雌犬に多くみられる腫瘍で、加齢と共に発症率は高くなります。乳腺部にしこりができ酷い場合は潰瘍を起こす事もあります。良性と悪性があり50%の確率で悪性で万が一悪性の場合は、肺やリンパへの転移率が高いので要注意です。

肥満細胞腫

乳腺腫瘍に次いで発症率が高く、特に中高齢の中型犬に多い傾向があります。皮膚の血管や筋肉の周り、内臓の周り体の様々な組織にある細胞で、これがガン化する事で発症します。

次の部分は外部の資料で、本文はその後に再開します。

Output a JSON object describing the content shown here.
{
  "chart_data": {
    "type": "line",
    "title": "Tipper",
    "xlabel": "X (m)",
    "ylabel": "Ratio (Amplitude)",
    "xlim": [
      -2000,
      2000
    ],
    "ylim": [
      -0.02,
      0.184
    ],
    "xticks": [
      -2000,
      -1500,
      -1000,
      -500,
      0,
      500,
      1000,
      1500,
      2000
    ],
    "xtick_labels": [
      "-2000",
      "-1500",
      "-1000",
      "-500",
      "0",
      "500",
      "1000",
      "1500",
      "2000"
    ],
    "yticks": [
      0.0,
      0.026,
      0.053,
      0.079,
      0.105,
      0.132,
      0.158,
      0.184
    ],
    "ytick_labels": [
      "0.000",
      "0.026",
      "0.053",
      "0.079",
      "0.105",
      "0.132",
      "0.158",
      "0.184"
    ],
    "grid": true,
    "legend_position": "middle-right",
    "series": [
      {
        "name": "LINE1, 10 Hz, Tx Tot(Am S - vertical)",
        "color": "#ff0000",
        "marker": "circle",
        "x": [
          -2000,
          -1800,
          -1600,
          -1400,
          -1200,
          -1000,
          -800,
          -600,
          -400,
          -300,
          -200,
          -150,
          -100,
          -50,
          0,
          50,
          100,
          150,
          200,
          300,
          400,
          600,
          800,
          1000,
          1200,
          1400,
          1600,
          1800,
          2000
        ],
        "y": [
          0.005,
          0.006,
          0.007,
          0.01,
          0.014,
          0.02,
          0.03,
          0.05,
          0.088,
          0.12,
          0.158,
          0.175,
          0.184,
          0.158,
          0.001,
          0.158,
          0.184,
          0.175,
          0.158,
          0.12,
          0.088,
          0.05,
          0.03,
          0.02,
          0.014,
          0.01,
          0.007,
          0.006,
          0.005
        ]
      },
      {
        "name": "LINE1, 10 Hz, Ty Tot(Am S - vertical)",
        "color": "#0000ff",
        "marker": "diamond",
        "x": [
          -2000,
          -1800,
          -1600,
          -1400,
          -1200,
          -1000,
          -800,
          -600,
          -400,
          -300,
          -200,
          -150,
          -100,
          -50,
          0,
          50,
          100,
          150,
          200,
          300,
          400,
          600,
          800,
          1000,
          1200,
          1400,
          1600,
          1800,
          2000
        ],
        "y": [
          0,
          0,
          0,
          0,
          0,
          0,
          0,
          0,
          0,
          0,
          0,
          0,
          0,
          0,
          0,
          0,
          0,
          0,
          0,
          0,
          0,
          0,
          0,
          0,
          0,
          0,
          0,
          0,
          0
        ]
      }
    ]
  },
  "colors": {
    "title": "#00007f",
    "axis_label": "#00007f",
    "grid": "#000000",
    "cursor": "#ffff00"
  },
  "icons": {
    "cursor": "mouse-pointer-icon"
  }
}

発症すると完全切除が難しい細胞の様で転移がなく、局所に集中している間の早期治療が大切です。

肛門周囲線腫

肛門と肛門嚢の周りの皮脂腺と汗腺が腫瘍化して発症。高齢の去勢手術をしていない雄犬に多くみられる。雄犬の場合は大半が良性ですが、雌犬に発症した場合は悪性の確率が高くなります。排便時にしぶりがみられ、腫瘍が潰瘍化すると悪臭を放つ様になります。

痴呆症

犬も高齢になってくると、痴呆の症状が出てきます。程度の差は有っても8~10歳頃から老化現象が始まる、毛艶が悪くなる、動きが鈍くなる等、外見上目に見えてきます。

感染症に対する免疫も弱くなり、体内の各臓器の機能も段々衰え、代謝も悪くなり上記に記した病気の発現が多くなってくるのもこの時期辺りからです。

勿論、全ての犬たちが必ずしもこの様になるという事では有りません。ただ、若いころから変わらない同じフードや同じ運動量ではなくライフステージに合わせた食事や運動で内臓・筋肉・関節などへの負担を軽くしてあげる事も重要です。

14歳頃になると、いわゆる「ぼけ」の症状がでる子もいます。症状も様々で昼夜逆転・徘徊・夜泣き、今まで失敗のなかったトイレを突然失敗するようになる。

飼い主さんに対する興味が薄れ、何事にも反応しなくなる・または凶暴になる。この様な症状が見られたら獣医さんに相談すると共に、体の負担にならない程度にお外の空気に触れさせる・沢山スキンシップやマッサージで脳に刺激を与えて進行を少しでも食い止める様にしてあげましょう。段々に家族も分からなくなるなんて寂しい事ですが、十数年間癒してくれた愛犬が病気で体の自由が利かなくなっても今まで以上の愛情で接してあげましょう。